La « première fois », c’est un tabou au Festival d’Avignon. Le « premier Castellucci », le « premier Ostermeier » ou le « premier Nordey ». Dire que c’est la première fois, c’est dire qu’on ne connaît pas et s’entendre renvoyer inlassablement la même phrase :
« Sérieux, tu connais pas ?
– Euh, bah ouais, sérieux. »
Alors sérieux, aujourd’hui, c’était ma première fois avec Jorge Lavelli, autour du spectacle « On ne l’attendait pas », joué à Présence Pasteur, puis autour d’une bouteille d’eau, au bar de Présence Pasteur.
Et ce metteur en scène consacré, Argentin de France né en 1932, n’a jamais cessé de vivre des premières fois.
Une première programmation dans le OFF en 2015 qui le ramène à ses premières fois dans le IN en 1967 aux côtés de son ami Jean Vilar, au temps d’un compagnonnage où tous les rôles étaient confondus, loin du théâtre bourgeois.
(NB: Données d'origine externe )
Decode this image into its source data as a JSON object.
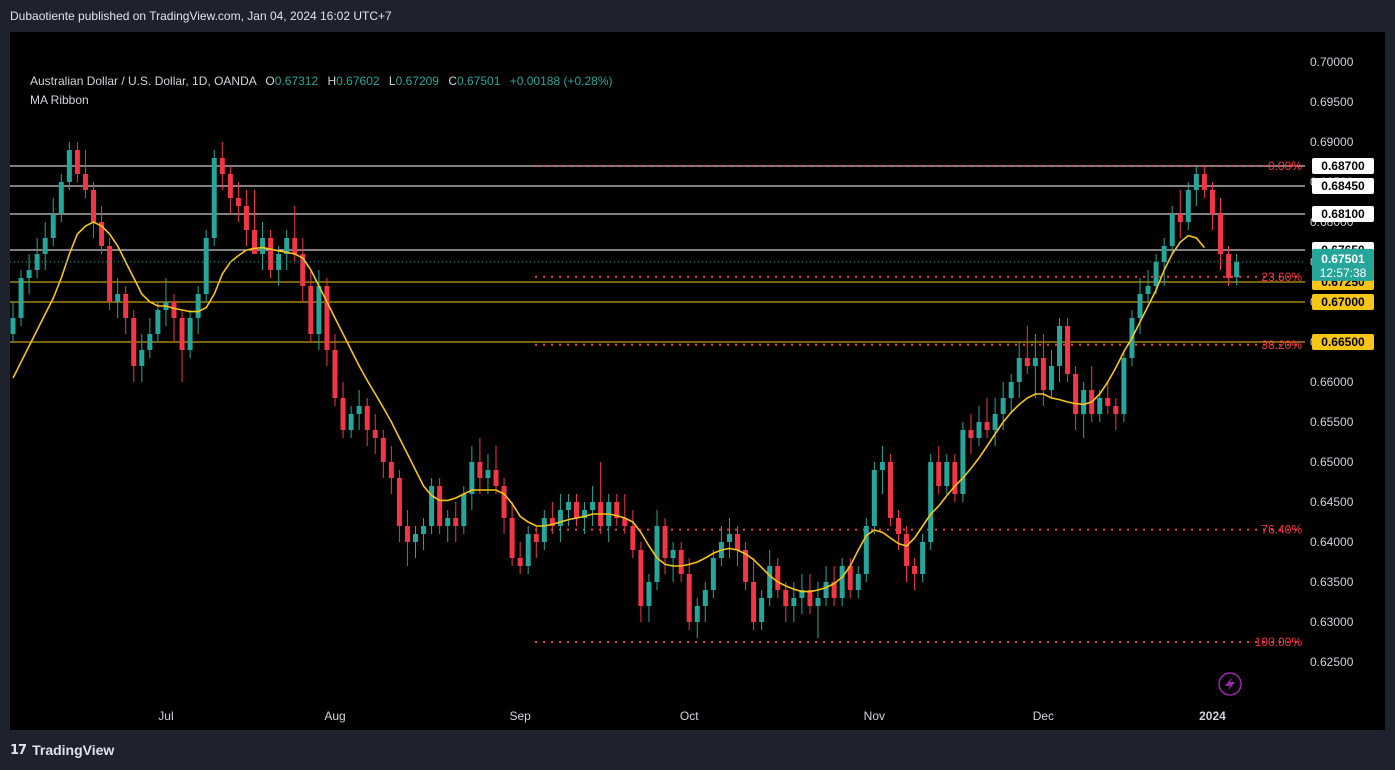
{
  "header": {
    "published": "Dubaotiente published on TradingView.com, Jan 04, 2024 16:02 UTC+7"
  },
  "legend": {
    "symbol": "Australian Dollar / U.S. Dollar, 1D, OANDA",
    "o_label": "O",
    "o_value": "0.67312",
    "h_label": "H",
    "h_value": "0.67602",
    "l_label": "L",
    "l_value": "0.67209",
    "c_label": "C",
    "c_value": "0.67501",
    "change": "+0.00188 (+0.28%)",
    "indicator": "MA Ribbon"
  },
  "footer": {
    "brand": "TradingView"
  },
  "colors": {
    "up": "#26a69a",
    "down": "#f23645",
    "ma": "#f5c518",
    "fib": "#f23645",
    "grid_text": "#d1d4dc",
    "background": "#000000"
  },
  "icons": {
    "lightning": "lightning-icon",
    "logo": "tradingview-logo-icon"
  },
  "chart_data": {
    "type": "candlestick",
    "symbol": "AUDUSD",
    "timeframe": "1D",
    "ylim": [
      0.6225,
      0.702
    ],
    "y_ticks": [
      "0.70000",
      "0.69500",
      "0.69000",
      "0.68500",
      "0.68000",
      "0.67500",
      "0.67000",
      "0.66500",
      "0.66000",
      "0.65500",
      "0.65000",
      "0.64500",
      "0.64000",
      "0.63500",
      "0.63000",
      "0.62500"
    ],
    "x_labels": [
      {
        "label": "Jul",
        "index": 19
      },
      {
        "label": "Aug",
        "index": 40
      },
      {
        "label": "Sep",
        "index": 63
      },
      {
        "label": "Oct",
        "index": 84
      },
      {
        "label": "Nov",
        "index": 107
      },
      {
        "label": "Dec",
        "index": 128
      },
      {
        "label": "2024",
        "index": 149
      }
    ],
    "candles": [
      [
        0.666,
        0.67,
        0.665,
        0.668
      ],
      [
        0.668,
        0.674,
        0.667,
        0.673
      ],
      [
        0.673,
        0.676,
        0.671,
        0.674
      ],
      [
        0.674,
        0.678,
        0.673,
        0.676
      ],
      [
        0.676,
        0.68,
        0.674,
        0.678
      ],
      [
        0.678,
        0.683,
        0.677,
        0.681
      ],
      [
        0.681,
        0.686,
        0.68,
        0.685
      ],
      [
        0.685,
        0.69,
        0.684,
        0.689
      ],
      [
        0.689,
        0.69,
        0.685,
        0.686
      ],
      [
        0.686,
        0.689,
        0.683,
        0.684
      ],
      [
        0.684,
        0.685,
        0.678,
        0.68
      ],
      [
        0.68,
        0.682,
        0.676,
        0.677
      ],
      [
        0.677,
        0.678,
        0.669,
        0.67
      ],
      [
        0.67,
        0.673,
        0.668,
        0.671
      ],
      [
        0.671,
        0.672,
        0.666,
        0.668
      ],
      [
        0.668,
        0.669,
        0.66,
        0.662
      ],
      [
        0.662,
        0.666,
        0.66,
        0.664
      ],
      [
        0.664,
        0.668,
        0.663,
        0.666
      ],
      [
        0.666,
        0.67,
        0.665,
        0.669
      ],
      [
        0.669,
        0.673,
        0.667,
        0.67
      ],
      [
        0.67,
        0.671,
        0.665,
        0.668
      ],
      [
        0.668,
        0.669,
        0.66,
        0.664
      ],
      [
        0.664,
        0.669,
        0.663,
        0.668
      ],
      [
        0.668,
        0.672,
        0.666,
        0.671
      ],
      [
        0.671,
        0.679,
        0.67,
        0.678
      ],
      [
        0.678,
        0.689,
        0.677,
        0.688
      ],
      [
        0.688,
        0.69,
        0.684,
        0.686
      ],
      [
        0.686,
        0.687,
        0.681,
        0.683
      ],
      [
        0.683,
        0.685,
        0.68,
        0.682
      ],
      [
        0.682,
        0.684,
        0.677,
        0.679
      ],
      [
        0.679,
        0.684,
        0.676,
        0.676
      ],
      [
        0.676,
        0.68,
        0.674,
        0.678
      ],
      [
        0.678,
        0.679,
        0.673,
        0.674
      ],
      [
        0.674,
        0.677,
        0.672,
        0.676
      ],
      [
        0.676,
        0.679,
        0.674,
        0.678
      ],
      [
        0.678,
        0.682,
        0.675,
        0.676
      ],
      [
        0.676,
        0.678,
        0.67,
        0.672
      ],
      [
        0.672,
        0.674,
        0.665,
        0.666
      ],
      [
        0.666,
        0.674,
        0.664,
        0.672
      ],
      [
        0.672,
        0.673,
        0.662,
        0.664
      ],
      [
        0.664,
        0.666,
        0.657,
        0.658
      ],
      [
        0.658,
        0.66,
        0.653,
        0.654
      ],
      [
        0.654,
        0.657,
        0.653,
        0.656
      ],
      [
        0.656,
        0.659,
        0.654,
        0.657
      ],
      [
        0.657,
        0.658,
        0.652,
        0.654
      ],
      [
        0.654,
        0.656,
        0.651,
        0.653
      ],
      [
        0.653,
        0.654,
        0.648,
        0.65
      ],
      [
        0.65,
        0.652,
        0.646,
        0.648
      ],
      [
        0.648,
        0.649,
        0.64,
        0.642
      ],
      [
        0.642,
        0.644,
        0.637,
        0.64
      ],
      [
        0.64,
        0.642,
        0.638,
        0.641
      ],
      [
        0.641,
        0.643,
        0.639,
        0.642
      ],
      [
        0.642,
        0.648,
        0.641,
        0.647
      ],
      [
        0.647,
        0.648,
        0.641,
        0.642
      ],
      [
        0.642,
        0.644,
        0.64,
        0.643
      ],
      [
        0.643,
        0.645,
        0.64,
        0.642
      ],
      [
        0.642,
        0.647,
        0.641,
        0.646
      ],
      [
        0.646,
        0.652,
        0.644,
        0.65
      ],
      [
        0.65,
        0.653,
        0.646,
        0.648
      ],
      [
        0.648,
        0.651,
        0.646,
        0.649
      ],
      [
        0.649,
        0.652,
        0.646,
        0.647
      ],
      [
        0.647,
        0.648,
        0.641,
        0.643
      ],
      [
        0.643,
        0.645,
        0.637,
        0.638
      ],
      [
        0.638,
        0.64,
        0.636,
        0.637
      ],
      [
        0.637,
        0.642,
        0.636,
        0.641
      ],
      [
        0.641,
        0.642,
        0.638,
        0.64
      ],
      [
        0.64,
        0.644,
        0.639,
        0.643
      ],
      [
        0.643,
        0.645,
        0.641,
        0.642
      ],
      [
        0.642,
        0.646,
        0.64,
        0.644
      ],
      [
        0.644,
        0.646,
        0.642,
        0.645
      ],
      [
        0.645,
        0.646,
        0.642,
        0.643
      ],
      [
        0.643,
        0.645,
        0.641,
        0.644
      ],
      [
        0.644,
        0.647,
        0.642,
        0.645
      ],
      [
        0.645,
        0.65,
        0.641,
        0.642
      ],
      [
        0.642,
        0.646,
        0.64,
        0.645
      ],
      [
        0.645,
        0.646,
        0.642,
        0.643
      ],
      [
        0.643,
        0.646,
        0.641,
        0.642
      ],
      [
        0.642,
        0.644,
        0.638,
        0.639
      ],
      [
        0.639,
        0.64,
        0.63,
        0.632
      ],
      [
        0.632,
        0.636,
        0.63,
        0.635
      ],
      [
        0.635,
        0.644,
        0.634,
        0.642
      ],
      [
        0.642,
        0.643,
        0.636,
        0.638
      ],
      [
        0.638,
        0.64,
        0.635,
        0.639
      ],
      [
        0.639,
        0.64,
        0.635,
        0.636
      ],
      [
        0.636,
        0.638,
        0.629,
        0.63
      ],
      [
        0.63,
        0.633,
        0.628,
        0.632
      ],
      [
        0.632,
        0.635,
        0.63,
        0.634
      ],
      [
        0.634,
        0.639,
        0.633,
        0.638
      ],
      [
        0.638,
        0.642,
        0.637,
        0.64
      ],
      [
        0.64,
        0.643,
        0.638,
        0.641
      ],
      [
        0.641,
        0.642,
        0.637,
        0.639
      ],
      [
        0.639,
        0.64,
        0.634,
        0.635
      ],
      [
        0.635,
        0.638,
        0.629,
        0.63
      ],
      [
        0.63,
        0.634,
        0.629,
        0.633
      ],
      [
        0.633,
        0.639,
        0.632,
        0.637
      ],
      [
        0.637,
        0.638,
        0.633,
        0.634
      ],
      [
        0.634,
        0.635,
        0.63,
        0.632
      ],
      [
        0.632,
        0.635,
        0.63,
        0.633
      ],
      [
        0.633,
        0.636,
        0.631,
        0.634
      ],
      [
        0.634,
        0.636,
        0.631,
        0.632
      ],
      [
        0.632,
        0.635,
        0.628,
        0.633
      ],
      [
        0.633,
        0.637,
        0.632,
        0.635
      ],
      [
        0.635,
        0.637,
        0.632,
        0.633
      ],
      [
        0.633,
        0.638,
        0.632,
        0.637
      ],
      [
        0.637,
        0.638,
        0.633,
        0.634
      ],
      [
        0.634,
        0.637,
        0.633,
        0.636
      ],
      [
        0.636,
        0.643,
        0.635,
        0.642
      ],
      [
        0.642,
        0.65,
        0.641,
        0.649
      ],
      [
        0.649,
        0.652,
        0.646,
        0.65
      ],
      [
        0.65,
        0.651,
        0.642,
        0.643
      ],
      [
        0.643,
        0.644,
        0.639,
        0.641
      ],
      [
        0.641,
        0.642,
        0.635,
        0.637
      ],
      [
        0.637,
        0.638,
        0.634,
        0.636
      ],
      [
        0.636,
        0.641,
        0.635,
        0.64
      ],
      [
        0.64,
        0.651,
        0.639,
        0.65
      ],
      [
        0.65,
        0.652,
        0.646,
        0.647
      ],
      [
        0.647,
        0.651,
        0.646,
        0.65
      ],
      [
        0.65,
        0.651,
        0.645,
        0.646
      ],
      [
        0.646,
        0.655,
        0.645,
        0.654
      ],
      [
        0.654,
        0.656,
        0.651,
        0.653
      ],
      [
        0.653,
        0.657,
        0.652,
        0.655
      ],
      [
        0.655,
        0.658,
        0.653,
        0.654
      ],
      [
        0.654,
        0.658,
        0.652,
        0.656
      ],
      [
        0.656,
        0.66,
        0.654,
        0.658
      ],
      [
        0.658,
        0.661,
        0.656,
        0.66
      ],
      [
        0.66,
        0.665,
        0.658,
        0.663
      ],
      [
        0.663,
        0.667,
        0.661,
        0.662
      ],
      [
        0.662,
        0.666,
        0.658,
        0.663
      ],
      [
        0.663,
        0.666,
        0.657,
        0.659
      ],
      [
        0.659,
        0.664,
        0.658,
        0.662
      ],
      [
        0.662,
        0.668,
        0.66,
        0.667
      ],
      [
        0.667,
        0.668,
        0.66,
        0.661
      ],
      [
        0.661,
        0.662,
        0.654,
        0.656
      ],
      [
        0.656,
        0.66,
        0.653,
        0.659
      ],
      [
        0.659,
        0.662,
        0.655,
        0.656
      ],
      [
        0.656,
        0.659,
        0.655,
        0.658
      ],
      [
        0.658,
        0.66,
        0.656,
        0.657
      ],
      [
        0.657,
        0.658,
        0.654,
        0.656
      ],
      [
        0.656,
        0.664,
        0.655,
        0.663
      ],
      [
        0.663,
        0.669,
        0.662,
        0.668
      ],
      [
        0.668,
        0.673,
        0.666,
        0.671
      ],
      [
        0.671,
        0.674,
        0.67,
        0.672
      ],
      [
        0.672,
        0.676,
        0.671,
        0.675
      ],
      [
        0.675,
        0.678,
        0.672,
        0.677
      ],
      [
        0.677,
        0.682,
        0.676,
        0.681
      ],
      [
        0.681,
        0.684,
        0.678,
        0.68
      ],
      [
        0.68,
        0.685,
        0.679,
        0.684
      ],
      [
        0.684,
        0.687,
        0.682,
        0.686
      ],
      [
        0.686,
        0.687,
        0.683,
        0.684
      ],
      [
        0.684,
        0.685,
        0.679,
        0.681
      ],
      [
        0.681,
        0.683,
        0.674,
        0.676
      ],
      [
        0.676,
        0.677,
        0.672,
        0.673
      ],
      [
        0.6731,
        0.676,
        0.6721,
        0.675
      ]
    ],
    "ma_20": [
      0.6605,
      0.6625,
      0.6645,
      0.6665,
      0.6685,
      0.6705,
      0.673,
      0.676,
      0.6785,
      0.6795,
      0.68,
      0.6795,
      0.6785,
      0.677,
      0.675,
      0.673,
      0.671,
      0.67,
      0.6695,
      0.6695,
      0.6692,
      0.669,
      0.6688,
      0.6688,
      0.6693,
      0.671,
      0.6735,
      0.675,
      0.6758,
      0.6765,
      0.6767,
      0.6768,
      0.6766,
      0.6764,
      0.6762,
      0.676,
      0.6755,
      0.674,
      0.672,
      0.67,
      0.668,
      0.666,
      0.664,
      0.662,
      0.6602,
      0.6585,
      0.6568,
      0.655,
      0.653,
      0.651,
      0.649,
      0.647,
      0.6458,
      0.6452,
      0.6452,
      0.6455,
      0.646,
      0.6465,
      0.6465,
      0.6465,
      0.6465,
      0.646,
      0.6448,
      0.6432,
      0.6425,
      0.642,
      0.642,
      0.6422,
      0.6425,
      0.6428,
      0.643,
      0.6432,
      0.6435,
      0.6435,
      0.6435,
      0.6433,
      0.643,
      0.6425,
      0.6412,
      0.6395,
      0.638,
      0.6372,
      0.637,
      0.637,
      0.6372,
      0.6375,
      0.638,
      0.6386,
      0.639,
      0.6392,
      0.639,
      0.6385,
      0.6378,
      0.6368,
      0.6358,
      0.635,
      0.6345,
      0.6341,
      0.6338,
      0.6338,
      0.634,
      0.6343,
      0.6348,
      0.6356,
      0.637,
      0.639,
      0.6408,
      0.6415,
      0.6412,
      0.6405,
      0.6398,
      0.6395,
      0.6405,
      0.642,
      0.6435,
      0.6445,
      0.6458,
      0.647,
      0.648,
      0.6492,
      0.6505,
      0.652,
      0.6535,
      0.655,
      0.6562,
      0.6572,
      0.658,
      0.6585,
      0.6585,
      0.658,
      0.6578,
      0.6575,
      0.6573,
      0.6572,
      0.6575,
      0.6585,
      0.66,
      0.6618,
      0.6638,
      0.6655,
      0.6675,
      0.6695,
      0.6715,
      0.674,
      0.676,
      0.6775,
      0.6783,
      0.678,
      0.6768
    ],
    "horizontal_levels": [
      {
        "value": 0.687,
        "label": "0.68700",
        "color": "#ffffff"
      },
      {
        "value": 0.6845,
        "label": "0.68450",
        "color": "#ffffff"
      },
      {
        "value": 0.681,
        "label": "0.68100",
        "color": "#ffffff"
      },
      {
        "value": 0.6765,
        "label": "0.67650",
        "color": "#ffffff"
      },
      {
        "value": 0.6725,
        "label": "0.67250",
        "color": "#f5c518"
      },
      {
        "value": 0.67,
        "label": "0.67000",
        "color": "#f5c518"
      },
      {
        "value": 0.665,
        "label": "0.66500",
        "color": "#f5c518"
      }
    ],
    "fib_levels": [
      {
        "value": 0.687,
        "label": "0.00%"
      },
      {
        "value": 0.67315,
        "label": "23.60%"
      },
      {
        "value": 0.66465,
        "label": "38.20%"
      },
      {
        "value": 0.64155,
        "label": "76.40%"
      },
      {
        "value": 0.6275,
        "label": "100.00%"
      }
    ],
    "price": {
      "value": 0.67501,
      "label": "0.67501",
      "countdown": "12:57:38"
    }
  }
}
Pour Jorge Lavelli, passer de la Cour d’honneur à Présence Pasteur, c’est avant tout une affaire de géométrie de la scène.
Une première traduction du texte du Suédois Stig Larsson (en 2003) par Jacques Robnard, l’ami de Lavelli qui l’accompagne dans la création du spectacle avec le même souci d’éclairer, d’expérimenter, sans jamais expliquer.
Une première présentation au public avec des comédiens recrutés au « JTN » qu’il a fallu déconditionner de la « corruption de la télévision et des écoles de théâtre » en privilégiant un « travail antinaturaliste » et « un jeu imaginatif où il faut payer de sa propre personne ».
Une première interprétation nourrie de mes dernières « premières fois » : mon premier Pixar (« Vice-versa ») et ma première séance de psychanalyse. Alors, « On ne l’attendait pas », « ça parle de quoi ? ». « C’est la déconstruction symboliste et poétique du tabou œdipien. » En gros, ça parle.